Tipps für den Hauskauf aus einer Zwangsversteigerung

Unabhängigen Sachverständigen zur Prüfung hinzuziehen

Im angespannten Immobilienmarkt bieten Zwangsversteigerungen die Möglichkeit, ein Haus unterhalb des Marktwertes zu erwerben. Die besonderen rechtlichen Rahmenbedingungen bergen jedoch erhebliche Risiken. Wichtige Tipps für den Hauskauf aus einer Zwangsversteigerung.

Sanierung FachwerkhausBild größer anzeigen

Zum Ersten, zum Zweiten, zum Dritten - hat das Haus aus einer Zwangsversteigerung wirklich Schnäppchenpotenzial oder drohen Kostenfallen? Das klären Interessenten am besten mit einem unabhängigen Sachverständigen

Foto: Bauherren-Schutzbund e.V.

Was eigentlich beim Hauskauf selbstverständlich ist, ist bei einer Zwangsversteigerung oft schwierig: das Haus vorab zu besichtigen und die Bausubstanz einschätzen zu können. Doch wer die Katze im Sack kauft, läuft nicht selten Gefahr, in die Kostenfalle zu tappen: Verschleppte Baumängel, unerkannte Schäden und Sanierungsstau können schnell jede Finanzierung sprengen. Es drohen unkalkulierbare Zusatzkosten, die auf den Kaufpreis aufschlagen. Deshalb sollten Käufer vor der Versteigerung unbedingt einen unabhängigen Sachverständigen hinzuziehen, der die Immobilie prüft. Auf Grundlage der zur Verfügung stehenden Dokumente und Unterlagen kann er eine erst Einschätzung treffen, welche Gefahren lauern und ob wirklich Schnäppchenpotenzial besteht.

Die 5 wichtigsten Tipps für den Hauskauf aus Zwangsversteigerung

1. Gutachten einsehen

Ein unabhängiges Gutachten über das Objekt liegt bei jeder Zwangsversteigerung vor.

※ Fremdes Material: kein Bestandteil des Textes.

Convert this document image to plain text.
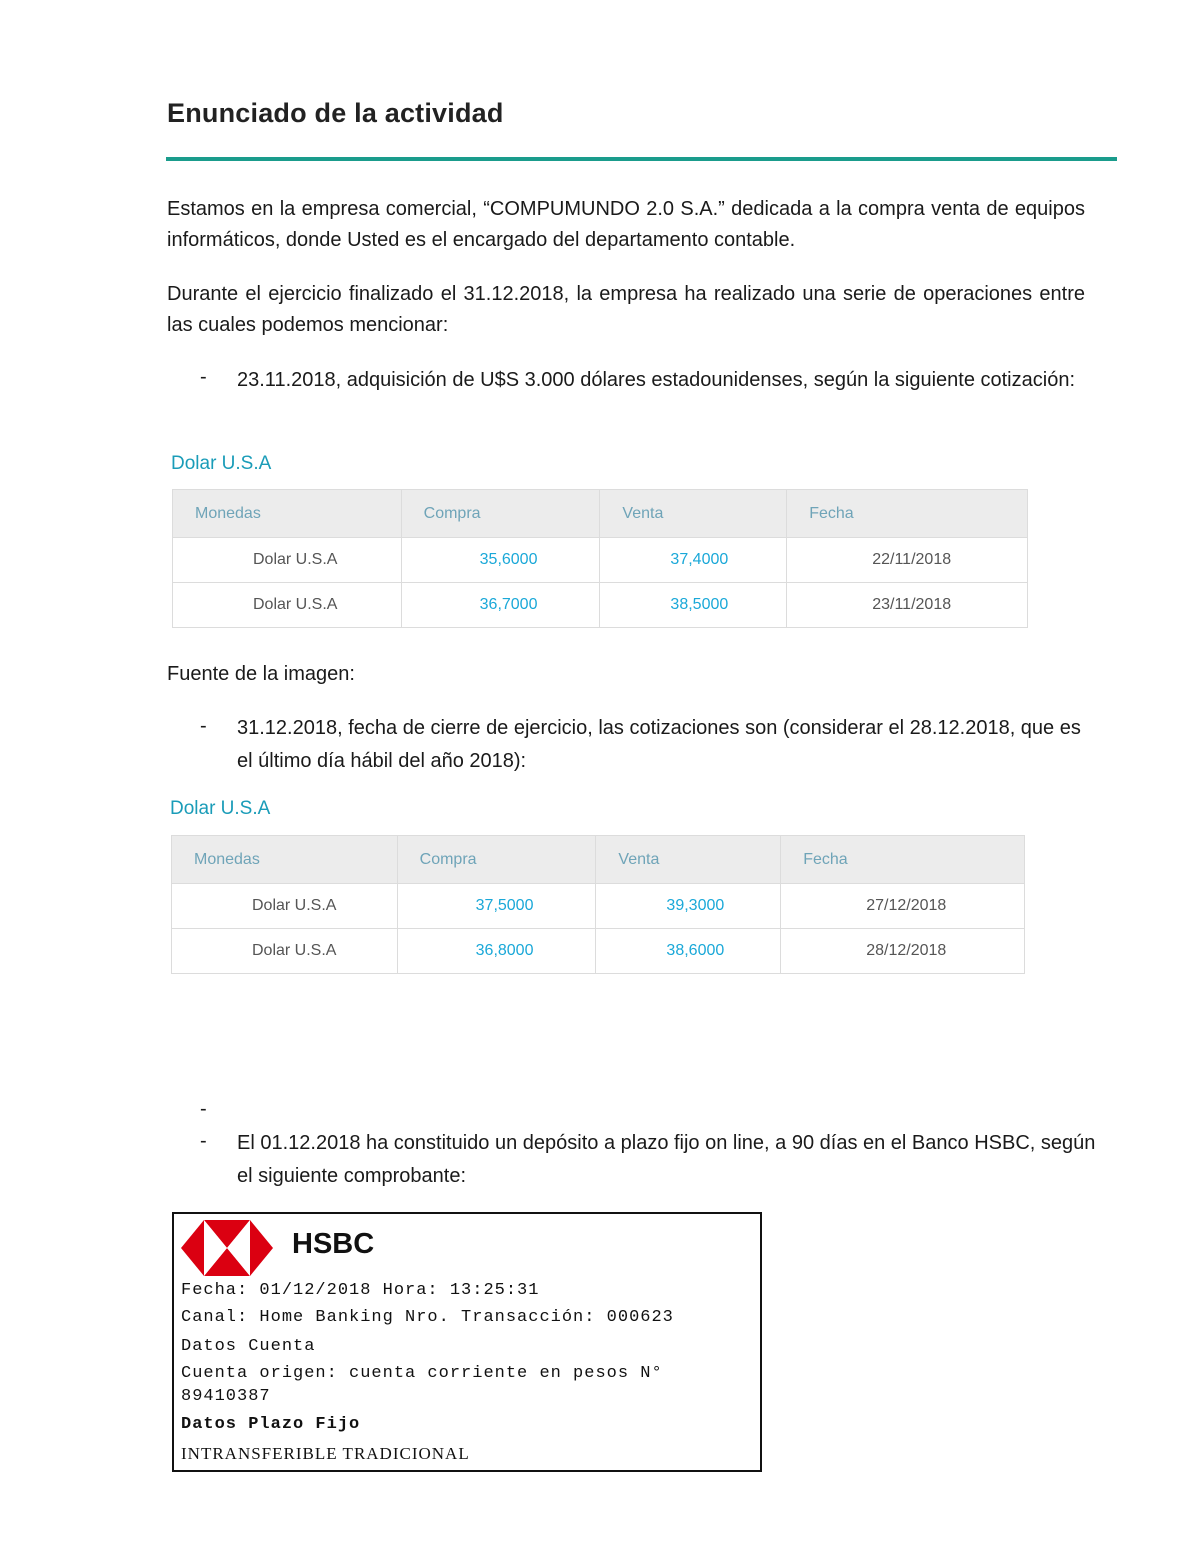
Enunciado de la actividad
Estamos en la empresa comercial, “COMPUMUNDO 2.0 S.A.” dedicada a la compra venta de equipos informáticos, donde Usted es el encargado del departamento contable.
Durante el ejercicio finalizado el 31.12.2018, la empresa ha realizado una serie de operaciones entre las cuales podemos mencionar:
- 23.11.2018, adquisición de U$S 3.000 dólares estadounidenses, según la siguiente cotización:
Dolar U.S.A
Monedas	Compra	Venta	Fecha
Dolar U.S.A	35,6000	37,4000	22/11/2018
Dolar U.S.A	36,7000	38,5000	23/11/2018
Fuente de la imagen:
- 31.12.2018, fecha de cierre de ejercicio, las cotizaciones son (considerar el 28.12.2018, que es el último día hábil del año 2018):
Dolar U.S.A
Monedas	Compra	Venta	Fecha
Dolar U.S.A	37,5000	39,3000	27/12/2018
Dolar U.S.A	36,8000	38,6000	28/12/2018
-
- El 01.12.2018 ha constituido un depósito a plazo fijo on line, a 90 días en el Banco HSBC, según el siguiente comprobante:
HSBC
Fecha: 01/12/2018 Hora: 13:25:31
Canal: Home Banking Nro. Transacción: 000623
Datos Cuenta
Cuenta origen: cuenta corriente en pesos N°
89410387
Datos Plazo Fijo
INTRANSFERIBLE TRADICIONAL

Es wird im Auftrag des Amtsgerichts von einem unabhängigen Sachverständigen erstellt, um den Verkehrswert der Immobilie zu ermitteln. In diesem Gutachten finden Interessenten eine genaue Objektbeschreibung, inklusive aller Mängel, im besten Fall auch Auszüge aus dem Grundbuch, Fotos und Pläne. Wichtig ist darauf zu achten, ob der Gutachter die Immobilie besichtigen konnte. Denn nur dann gibt das Gutachten ein vollständiges Bild wieder. Wurde das Objekt nicht besichtigt, wird der Gutachter vermutlich von einem durchschnittlichen Zustand ausgehen. Käufer sollten einkalkulieren, dass der Zustand auch schlechter sein kann.

2. Objekt wenn möglich besichtigen
Minuspunkt bei der Zwangsversteigerung: Eine Besichtigung der Immobilie ist oft nicht möglich. Interessenten können versuchen, über die Hausbank eine Besichtigung mit dem Eigentümer zu vereinbaren. Wenn keine Besichtigung möglich ist, kann man sich zumindest von außen ein Bild machen.

3. Sachverständigen hinzuziehen

Egal, ob eine Besichtigung zustande kommt oder nicht - Interessenten sollten unbedingt einen unabhängigen Sachverständigen hinzuziehen! Dieser kann zum Besichtigungstermin begleiten und das Gutachten auf Kostenfallen prüfen.

4. Weitere Informationen sammeln

Auch wenn eine Besichtigung vielleicht nicht möglich ist, können sich Interessenten ein Bild von der Wohnumgebung machen. Manchmal sind auch Nachbarn und Anwohner zu Auskünften bereit. Außerdem lassen sich ergänzende Informationen von den Ämtern einholen: Mögliche Erschließungskosten oder Baulasten lassen sich über das Bauaufsichtsamt prüfen. Ein Grundbuch-Auszug klärt Rechte und Belastungen der Immobilie.

5. Solides Finanzierungskonzept erstellen
Wer bei einer Zwangsversteigerung mitbieten möchte, braucht ein solides Finanzierungskonzept. Interessenten müssen schon vor dem Versteigerungstermin die Finanzierung geklärt haben, denn nach dem Zuschlag wird der Kaufpreis recht schnell fällig. Unbedingt auch an die Nebenkosten denken!